第90話 柴田勝家との話し合い1
ついに柴田勝家と対面する時がやってきた。
かなり緊張する。
佳奈美も緊張していた。
柴田勝家は俺でも知っている。まあ、日本史が専門であるから戦国時代の知識に疎い俺でも教科書に出てくる人物であるのできちんと覚えている。
「こっちだ」
柴田勝家の家臣らしき人物に乱暴に案内される。
「乱暴だな」
俺は、ついムカついて言葉に出してしまう。
「いいから、こっちにこい」
その言葉を聞き、武士も怒ったのかますます雑になる。そもそも俺の方がムカつく態度をされたのにどうしてそっちが逆ギレするんだか。いい加減にしてもらいたい。表情には今出ているかもしれないが、今回は言葉としては言わないでおく。これ以上、面倒くさいことになりたくないからだ。
「……」
「今度は我慢したんだね」
佳奈美が俺に言ってくる。
「俺だって我慢する時はするさ」
「ふふふ、そうだね」
なぜだか分からないが佳奈美に笑われた。俺は何かおかしなことを言ったか? 変なことを言ったつもりは全くないんだが。
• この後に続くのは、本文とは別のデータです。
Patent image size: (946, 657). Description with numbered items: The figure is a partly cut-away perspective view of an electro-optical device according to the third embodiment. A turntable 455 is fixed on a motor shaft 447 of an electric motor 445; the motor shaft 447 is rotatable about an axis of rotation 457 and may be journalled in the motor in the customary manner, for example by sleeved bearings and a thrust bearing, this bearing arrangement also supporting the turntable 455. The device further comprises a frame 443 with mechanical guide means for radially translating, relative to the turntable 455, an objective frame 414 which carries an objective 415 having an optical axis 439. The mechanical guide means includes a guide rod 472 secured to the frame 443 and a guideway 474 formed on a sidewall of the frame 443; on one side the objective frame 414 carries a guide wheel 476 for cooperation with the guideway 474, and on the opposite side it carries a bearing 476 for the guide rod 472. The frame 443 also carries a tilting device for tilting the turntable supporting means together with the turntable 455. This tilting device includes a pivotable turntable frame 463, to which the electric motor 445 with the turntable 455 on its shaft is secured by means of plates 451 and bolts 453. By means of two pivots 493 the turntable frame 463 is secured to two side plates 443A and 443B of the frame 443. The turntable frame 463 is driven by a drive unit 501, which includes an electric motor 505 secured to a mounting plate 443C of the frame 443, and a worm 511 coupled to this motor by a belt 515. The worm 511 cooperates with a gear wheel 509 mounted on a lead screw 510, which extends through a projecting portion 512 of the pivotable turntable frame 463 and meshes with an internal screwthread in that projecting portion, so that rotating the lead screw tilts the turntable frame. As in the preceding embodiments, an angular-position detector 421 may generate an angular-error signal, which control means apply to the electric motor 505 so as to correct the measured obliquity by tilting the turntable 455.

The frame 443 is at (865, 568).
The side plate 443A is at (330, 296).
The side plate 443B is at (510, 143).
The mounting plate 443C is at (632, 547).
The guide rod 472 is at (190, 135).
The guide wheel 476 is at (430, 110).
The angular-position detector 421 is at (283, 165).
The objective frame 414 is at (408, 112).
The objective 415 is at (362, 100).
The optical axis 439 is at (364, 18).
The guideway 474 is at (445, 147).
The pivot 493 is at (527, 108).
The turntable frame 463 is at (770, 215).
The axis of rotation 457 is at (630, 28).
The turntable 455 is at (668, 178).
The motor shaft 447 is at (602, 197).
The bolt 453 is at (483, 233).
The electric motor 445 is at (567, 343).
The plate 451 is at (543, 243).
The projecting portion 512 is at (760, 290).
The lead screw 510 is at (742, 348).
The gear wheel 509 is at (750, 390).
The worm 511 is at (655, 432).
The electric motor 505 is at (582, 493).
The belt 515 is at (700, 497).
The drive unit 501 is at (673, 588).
まったく、不思議だ。
「この部屋で待っていろ」
武士は俺達をある部屋に案内しそこまで待っているように言う。
「わかった」
俺は素直に言うことを聞く。
「この部屋、監視されていないか?」
俺は、佳奈美に言う。
「まあ、されているんじゃない? 柴田勝家もいきなり滝川一益側についている人間がやってくる。そんなことあったら普通は疑うじゃない? どんなことを考えているのだろうかって」
「まあ、そうだな。俺達が滝川一益のスパイであると思われても仕方ないか」
俺と佳奈美は監視が入っていること前提で今の状況について話し合う。話し合う内容については柴田勝家側に聞かれても問題がないことばかりだ。こそこそ話もしない。それをすれば絶対に怪しまれるからだ。今の俺達がすることは柴田勝家の信頼を得ることだ。
「そうだよ」
俺達は、スパイではない。
そのことをわかってもらえるため、いろいろな雑談をする。
柴田勝家に京に連れて行ってもらいたい。そのことも俺達は話題にする。俺達の目的は京に行くことだ。それを伝わるように話をする。
「おい」
俺達が話に夢中になって盛り上がってきたところ先ほどのムカつく武士がやってきた。相変らず態度が偉そうでムカつく。
「何だよ」
「柴田様がお会いになってもいいよとおっしゃっている」
そう言って、その武士は俺達を本当の柴田勝家のいる場所に案内する。本当のというと先ほどまで偽物がいたみたいな言い方になるが、別に誰にも会っていない。誰もいない部屋にただ案内されただけであった。
俺達が次に案内された部屋は2個横の部屋であった。
「柴田様、入ります」
「おう、いいぞ」
そう言って、俺達は部屋に入る。
「し、失礼します」
「失礼します」
俺達は、頭を下げ部屋の中に入る。
「お前たちが、俺に会いたいと言っている者か」
堂々とした男がいた。
毛むくじゃらでひげが長い。山男と言ってもいいような顔をしている。いかつい。目の圧が強い。野性の男だ。
何だかイメージしていた柴田勝家その人だった。
「俺が柴田勝家だ。さあ、俺に何の話があるのかしてみろ」
柴田勝家との話し合いが今始まろうとしていた。